The dangerous tit-for-tat began with North Korea firing what Seoul said were more than ten missiles off its eastern and western coasts.
One ballistic missile landed less than 60 kilometres off South Korea’s coast, the first time an apparent test had landed near the its waters.
It landed outside of South Korea’s territorial waters, but south of the Northern Limit Line (NLL), a disputed inter-Korean maritime border in what South Korean President Yoon Suk-yeol called an “effective act of territorial encroachment.”
In response, South Korean warplanes fired three air-to-ground missiles into the sea north across the NLL, the South’s military said. An official said the weapons used included an AGM-84H/K SLAM-ER, which is a US-made “stand-off” precision attack weapon that can fly for up to 270 kilometres (170 miles) with a 360 kg (800-pound) warhead.
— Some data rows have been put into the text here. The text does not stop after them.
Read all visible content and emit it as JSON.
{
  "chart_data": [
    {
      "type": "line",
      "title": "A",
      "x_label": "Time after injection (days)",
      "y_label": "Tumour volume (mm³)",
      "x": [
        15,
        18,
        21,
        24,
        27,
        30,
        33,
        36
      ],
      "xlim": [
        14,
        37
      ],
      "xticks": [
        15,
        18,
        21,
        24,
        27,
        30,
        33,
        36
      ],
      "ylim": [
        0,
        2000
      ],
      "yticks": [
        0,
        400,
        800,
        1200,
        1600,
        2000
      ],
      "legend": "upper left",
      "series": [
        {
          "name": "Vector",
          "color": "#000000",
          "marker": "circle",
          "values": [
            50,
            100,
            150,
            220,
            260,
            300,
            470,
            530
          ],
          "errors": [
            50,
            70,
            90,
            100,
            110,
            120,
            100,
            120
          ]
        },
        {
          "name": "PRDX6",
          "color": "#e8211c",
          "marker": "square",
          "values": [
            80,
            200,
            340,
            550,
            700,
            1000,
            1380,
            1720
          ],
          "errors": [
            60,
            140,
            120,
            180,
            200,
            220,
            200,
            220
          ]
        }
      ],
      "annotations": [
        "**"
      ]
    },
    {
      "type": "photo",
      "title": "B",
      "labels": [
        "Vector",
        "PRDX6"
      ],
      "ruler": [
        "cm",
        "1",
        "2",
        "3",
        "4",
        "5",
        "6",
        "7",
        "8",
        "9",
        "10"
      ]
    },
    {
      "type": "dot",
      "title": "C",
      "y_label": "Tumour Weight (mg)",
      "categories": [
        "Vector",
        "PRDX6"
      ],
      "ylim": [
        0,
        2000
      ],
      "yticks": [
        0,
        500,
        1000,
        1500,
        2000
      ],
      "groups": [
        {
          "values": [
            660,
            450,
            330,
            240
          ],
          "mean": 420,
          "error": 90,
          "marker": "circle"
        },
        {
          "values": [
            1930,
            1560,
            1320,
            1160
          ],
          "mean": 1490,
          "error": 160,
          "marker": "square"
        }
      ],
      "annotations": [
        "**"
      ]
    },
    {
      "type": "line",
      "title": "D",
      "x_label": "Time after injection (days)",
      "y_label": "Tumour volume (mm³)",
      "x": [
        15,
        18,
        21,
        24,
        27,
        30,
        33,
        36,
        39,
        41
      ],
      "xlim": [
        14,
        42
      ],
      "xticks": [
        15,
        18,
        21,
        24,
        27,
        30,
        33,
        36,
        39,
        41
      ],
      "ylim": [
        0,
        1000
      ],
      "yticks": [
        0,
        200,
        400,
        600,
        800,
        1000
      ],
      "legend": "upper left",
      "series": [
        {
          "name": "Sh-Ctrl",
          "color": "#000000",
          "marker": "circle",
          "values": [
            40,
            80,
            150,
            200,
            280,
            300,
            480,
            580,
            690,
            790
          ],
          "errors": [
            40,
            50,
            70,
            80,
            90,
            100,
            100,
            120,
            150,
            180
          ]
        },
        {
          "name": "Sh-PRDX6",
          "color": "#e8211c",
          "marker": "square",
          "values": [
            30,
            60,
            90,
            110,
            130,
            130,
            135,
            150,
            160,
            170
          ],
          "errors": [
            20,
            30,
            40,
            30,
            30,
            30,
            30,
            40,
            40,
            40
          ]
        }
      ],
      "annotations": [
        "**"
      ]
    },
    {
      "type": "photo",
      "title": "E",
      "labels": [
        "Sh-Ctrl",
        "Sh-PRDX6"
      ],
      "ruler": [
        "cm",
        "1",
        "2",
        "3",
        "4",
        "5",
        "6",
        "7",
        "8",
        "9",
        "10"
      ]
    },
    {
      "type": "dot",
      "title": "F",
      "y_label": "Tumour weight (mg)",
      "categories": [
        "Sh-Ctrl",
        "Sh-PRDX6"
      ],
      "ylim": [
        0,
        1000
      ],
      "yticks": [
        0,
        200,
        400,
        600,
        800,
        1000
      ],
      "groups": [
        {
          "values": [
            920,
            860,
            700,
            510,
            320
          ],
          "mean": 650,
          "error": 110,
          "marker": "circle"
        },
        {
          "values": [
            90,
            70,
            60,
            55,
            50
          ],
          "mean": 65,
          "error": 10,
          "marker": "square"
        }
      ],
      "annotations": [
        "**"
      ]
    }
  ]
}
The South’s launches came after Mr Yoon’s office vowed a “swift and firm response” so North Korea “pays the price for provocation”.
According to South Korea, one of the missiles fired by the North landed in international waters 16 miles south of the Koreas’ eastern sea border and 104 miles north-west of South Korea’s Ulleung island, where air raid warnings were issued.
“We heard the siren at around 8.55am and all of us in the building went down to the evacuation place in the basement,” an Ulleung county official told Reuters. “We stayed there until we came upstairs at around 9.15am after hearing that the projectile fell into the high seas.”
The launches came just hours after Pyongyang demanded that the United States and South Korea stop large-scale military exercises, saying such “military rashness and provocation can be no longer tolerated.”
In Washington, a State Department spokesman responded to North Korea’s warnings saying that Pyongyang appeared to be “reaching for another pretext for provocations it has already undertaken, potentially for provocations that it might be planning to take in the coming days or coming weeks.”
He said that the drills were “purely defensive in nature” and that the United States had made clear to North Korea that it harboured no hostile intent towards the country.
The spokesmasn added that the US and its allies had also made clear that there would be “profound costs and profound consequences” if North Korea resumed nuclear testing, which would be a “dangerous, destabilising step”. He did not elaborate on the consequences.
In a phone call with US Secretary of State Antony Blinken, South Korea’s Foreign Minister Park Jin called the North Korean missile launch “unprecedented” and a “grave act of military provocation”.